As a "cross-disciplinary researcher", I am broadly interested in the engineering of biological systems.  My current research focuses on the structure of the mammalian somatic nucleus, and is primarily in three parts, applying various tools from biophysics, biochemistry and microscopy.

Rheology of the in situ somatic nucleus

I have used a micropipette aspiration creep assay (schematized to the right) to characterize the material properties of nuclei within various living mammalian somatic cells, including epithelium, fibroblasts, and hematopoetic stem cells.  By perturbing the structure of the nucleus in a specific manner, I have been able to determine the relative contribution of chromatin and the Lamin A/C network to nuclear deformability.

The set of images to the left show the qualitatively different behavior of the chromatin and the lamina in a photobleaching assay.  The chromatin flows inside of the nuclear aspiration, exhibiting a viscoelastic/viscoplastic behavior.  The lamina, on the other hand, deforms as a solid-like shell.

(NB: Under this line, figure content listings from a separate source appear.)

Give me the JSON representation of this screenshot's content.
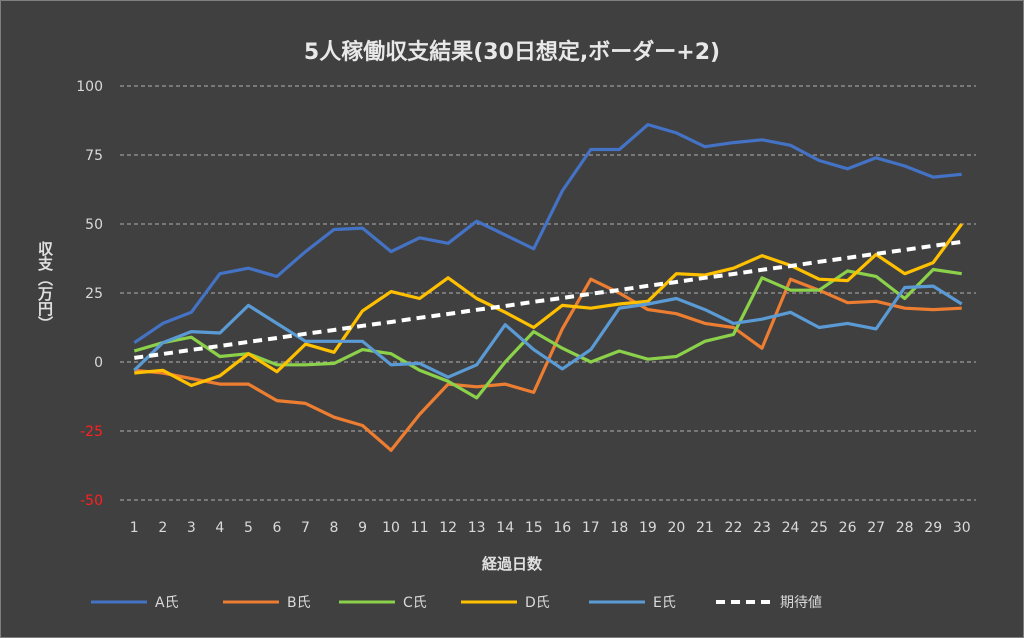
{
  "chart_data": {
    "type": "line",
    "title": "5人稼働収支結果(30日想定,ボーダー+2)",
    "xlabel": "経過日数",
    "ylabel": "収支（万円）",
    "ylim": [
      -50,
      100
    ],
    "yticks": [
      100,
      75,
      50,
      25,
      0,
      -25,
      -50
    ],
    "negative_tick_color": "#ff2020",
    "grid": true,
    "legend_position": "bottom",
    "x": [
      1,
      2,
      3,
      4,
      5,
      6,
      7,
      8,
      9,
      10,
      11,
      12,
      13,
      14,
      15,
      16,
      17,
      18,
      19,
      20,
      21,
      22,
      23,
      24,
      25,
      26,
      27,
      28,
      29,
      30
    ],
    "series": [
      {
        "name": "A氏",
        "color": "#4472c4",
        "dashed": false,
        "values": [
          7,
          14,
          18,
          32,
          34,
          31,
          40,
          48,
          48.5,
          40,
          45,
          43,
          51,
          46,
          41,
          62,
          77,
          77,
          86,
          83,
          78,
          79.5,
          80.5,
          78.5,
          73,
          70,
          74,
          71,
          67,
          68
        ]
      },
      {
        "name": "B氏",
        "color": "#ed7d31",
        "dashed": false,
        "values": [
          -3,
          -4,
          -6,
          -8,
          -8,
          -14,
          -15,
          -20,
          -23,
          -32,
          -19,
          -8,
          -9,
          -8,
          -11,
          12,
          30,
          25,
          19,
          17.5,
          14,
          12.5,
          5,
          30,
          26,
          21.5,
          22,
          19.5,
          19,
          19.5
        ]
      },
      {
        "name": "C氏",
        "color": "#8bd14a",
        "dashed": false,
        "values": [
          4,
          7,
          9,
          2,
          3,
          -1,
          -1,
          -0.5,
          4.5,
          3,
          -3,
          -7,
          -13,
          0,
          11,
          5,
          0,
          4,
          1,
          2,
          7.5,
          10,
          30.5,
          26,
          26,
          33,
          31,
          23,
          33.5,
          32
        ]
      },
      {
        "name": "D氏",
        "color": "#ffc000",
        "dashed": false,
        "values": [
          -4,
          -3,
          -8.5,
          -5,
          3,
          -3.5,
          6.5,
          3.5,
          18.5,
          25.5,
          23,
          30.5,
          23,
          18,
          12.5,
          20.5,
          19.5,
          21,
          22,
          32,
          31.5,
          34,
          38.5,
          35,
          30,
          29.5,
          39,
          32,
          36,
          50
        ]
      },
      {
        "name": "E氏",
        "color": "#5b9bd5",
        "dashed": false,
        "values": [
          -3,
          7,
          11,
          10.5,
          20.5,
          14,
          7.5,
          7.5,
          7.5,
          -1,
          -0.5,
          -5.5,
          -1,
          13.5,
          4.5,
          -2.5,
          4.5,
          19.5,
          21,
          23,
          19,
          14,
          15.5,
          18,
          12.5,
          14,
          12,
          27,
          27.5,
          21
        ]
      },
      {
        "name": "期待値",
        "color": "#ffffff",
        "dashed": true,
        "values": [
          1.5,
          2.9,
          4.4,
          5.8,
          7.3,
          8.7,
          10.2,
          11.6,
          13.1,
          14.5,
          16,
          17.4,
          18.9,
          20.3,
          21.8,
          23.2,
          24.7,
          26.1,
          27.6,
          29,
          30.5,
          31.9,
          33.4,
          34.8,
          36.3,
          37.7,
          39.2,
          40.6,
          42.1,
          43.5
        ]
      }
    ]
  }
}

It is also possible to make quantitative measurements of nuclear deformation using a creep experiment, and the deformation profiles of various cells or cells exposed to various treatments can be compared.  Using this method, I have demonstrated for the first time that the mechanical properties of the nucleus can change dramatically in cells as a function of their differentiated state.  For example, the nuclei of hematopoetic stem cells are much softer than of differentiated tissue fibroblasts, and the nuclei of human embryonic stem cells stiffen as they are induced to differentiate.  This could potentially be due to many structural changes in the nucleus, for example, changes in heterochromatinization, or expression of nuclear lamins.  I have shown that knocking down Lamin A/C in a human lung cancer epithelium cell line, A549, is sufficient to recapitulate the difference observed.

Finally, large deformations of the nucleus are irreversible, as depicted above left.  In this case, a TC7 epithelial cell has been aspirated for roughly 300s at 1kPa applied pressure (inside of a live cell), and then ejected from the pipette with a gentle back pressure.  The induced deformation is irreversible (a plastic deformation) at least on the order of tens of minutes.

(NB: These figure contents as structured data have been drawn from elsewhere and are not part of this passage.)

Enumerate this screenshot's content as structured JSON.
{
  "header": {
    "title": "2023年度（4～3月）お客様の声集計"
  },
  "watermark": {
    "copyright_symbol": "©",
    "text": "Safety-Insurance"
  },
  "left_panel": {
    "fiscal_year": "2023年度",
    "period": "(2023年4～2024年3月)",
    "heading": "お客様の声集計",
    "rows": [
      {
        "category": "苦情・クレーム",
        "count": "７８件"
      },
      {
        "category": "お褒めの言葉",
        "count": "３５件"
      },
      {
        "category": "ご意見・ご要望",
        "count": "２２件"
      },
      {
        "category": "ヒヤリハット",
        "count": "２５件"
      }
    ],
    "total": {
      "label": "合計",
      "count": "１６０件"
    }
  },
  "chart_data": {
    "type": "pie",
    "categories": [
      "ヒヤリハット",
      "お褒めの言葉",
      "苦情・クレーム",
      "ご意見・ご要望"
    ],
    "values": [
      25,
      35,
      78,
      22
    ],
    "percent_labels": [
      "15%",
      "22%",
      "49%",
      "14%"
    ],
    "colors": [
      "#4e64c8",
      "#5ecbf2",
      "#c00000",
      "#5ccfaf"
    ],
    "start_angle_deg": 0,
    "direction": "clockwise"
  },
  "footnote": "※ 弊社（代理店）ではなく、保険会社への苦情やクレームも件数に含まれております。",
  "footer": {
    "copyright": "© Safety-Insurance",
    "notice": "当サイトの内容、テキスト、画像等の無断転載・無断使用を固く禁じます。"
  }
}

Cysteine Accessibility to Measure Protein Structure in Live Cells

I am currently involved in extending a method developed in our laboratory using cysteine reactive fluorophors to study the structure of proteins inside live cells.  Previous work established the technique as a viable way to examine the unfolding behavior of spectrin in both an in vitro assay as well as in intact Red Blood Cells (RBCs).  See Johnson et al, [science paper] [blood paper].

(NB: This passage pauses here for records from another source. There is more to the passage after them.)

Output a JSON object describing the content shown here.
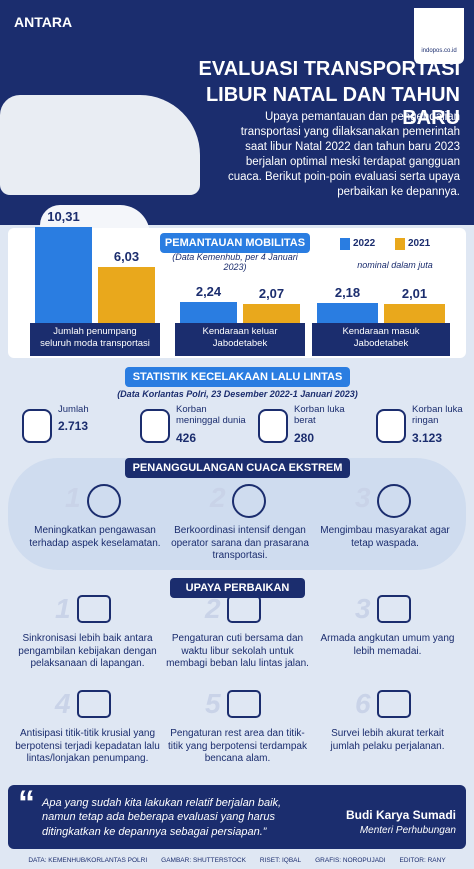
{
  "header": {
    "brand": "ANTARA",
    "logo_text": "indopos.co.id",
    "title_line1": "EVALUASI TRANSPORTASI",
    "title_line2": "LIBUR NATAL DAN TAHUN BARU"
  },
  "intro": "Upaya pemantauan dan pengendalian transportasi yang dilaksanakan pemerintah saat libur Natal 2022 dan tahun baru 2023 berjalan optimal meski terdapat gangguan cuaca. Berikut poin-poin evaluasi serta upaya perbaikan ke depannya.",
  "mobility": {
    "title": "PEMANTAUAN MOBILITAS",
    "source": "(Data Kemenhub, per 4 Januari 2023)",
    "unit_note": "nominal dalam juta",
    "categories": [
      "Jumlah penumpang seluruh moda transportasi",
      "Kendaraan keluar Jabodetabek",
      "Kendaraan masuk Jabodetabek"
    ],
    "series": [
      {
        "name": "2022",
        "color": "#2a7de1",
        "values": [
          10.31,
          2.24,
          2.18
        ],
        "value_labels": [
          "10,31",
          "2,24",
          "2,18"
        ]
      },
      {
        "name": "2021",
        "color": "#e9a81c",
        "values": [
          6.03,
          2.07,
          2.01
        ],
        "value_labels": [
          "6,03",
          "2,07",
          "2,01"
        ]
      }
    ]
  },
  "accidents": {
    "title": "STATISTIK KECELAKAAN LALU LINTAS",
    "source": "(Data Korlantas Polri, 23 Desember 2022-1 Januari 2023)",
    "items": [
      {
        "label": "Jumlah",
        "value": "2.713"
      },
      {
        "label": "Korban meninggal dunia",
        "value": "426"
      },
      {
        "label": "Korban luka berat",
        "value": "280"
      },
      {
        "label": "Korban luka ringan",
        "value": "3.123"
      }
    ]
  },
  "weather": {
    "title": "PENANGGULANGAN CUACA EKSTREM",
    "items": [
      {
        "number": "1",
        "text": "Meningkatkan pengawasan terhadap aspek keselamatan."
      },
      {
        "number": "2",
        "text": "Berkoordinasi intensif dengan operator sarana dan prasarana transportasi."
      },
      {
        "number": "3",
        "text": "Mengimbau masyarakat agar tetap waspada."
      }
    ]
  },
  "improvements": {
    "title": "UPAYA PERBAIKAN",
    "items": [
      {
        "number": "1",
        "text": "Sinkronisasi lebih baik antara pengambilan kebijakan dengan pelaksanaan di lapangan."
      },
      {
        "number": "2",
        "text": "Pengaturan cuti bersama dan waktu libur sekolah untuk membagi beban lalu lintas jalan."
      },
      {
        "number": "3",
        "text": "Armada angkutan umum yang lebih memadai."
      },
      {
        "number": "4",
        "text": "Antisipasi titik-titik krusial yang berpotensi terjadi kepadatan lalu lintas/lonjakan penumpang."
      },
      {
        "number": "5",
        "text": "Pengaturan rest area dan titik-titik yang berpotensi terdampak bencana alam."
      },
      {
        "number": "6",
        "text": "Survei lebih akurat terkait jumlah pelaku perjalanan."
      }
    ]
  },
  "quote": {
    "mark": "“",
    "text": "Apa yang sudah kita lakukan relatif berjalan baik, namun tetap ada beberapa evaluasi yang harus ditingkatkan ke depannya sebagai persiapan.”",
    "name": "Budi Karya Sumadi",
    "role": "Menteri Perhubungan"
  },
  "credits": [
    "DATA: KEMENHUB/KORLANTAS POLRI",
    "GAMBAR: SHUTTERSTOCK",
    "RISET: IQBAL",
    "GRAFIS: NOROPUJADI",
    "EDITOR: RANY"
  ]
}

My interest lies in applying the method to mammalian tissue culture cells to probe protein structure in live cells.  I am currently engaged in developing both a shotgun approach to identify proteins whose conformations are changed by exposing cells to any perturbative condition.  I am also actively working on extending the technique as a way to examine the structure of specific protein domains in live cells.  This is an active area of research, and I will update with results as they are developed.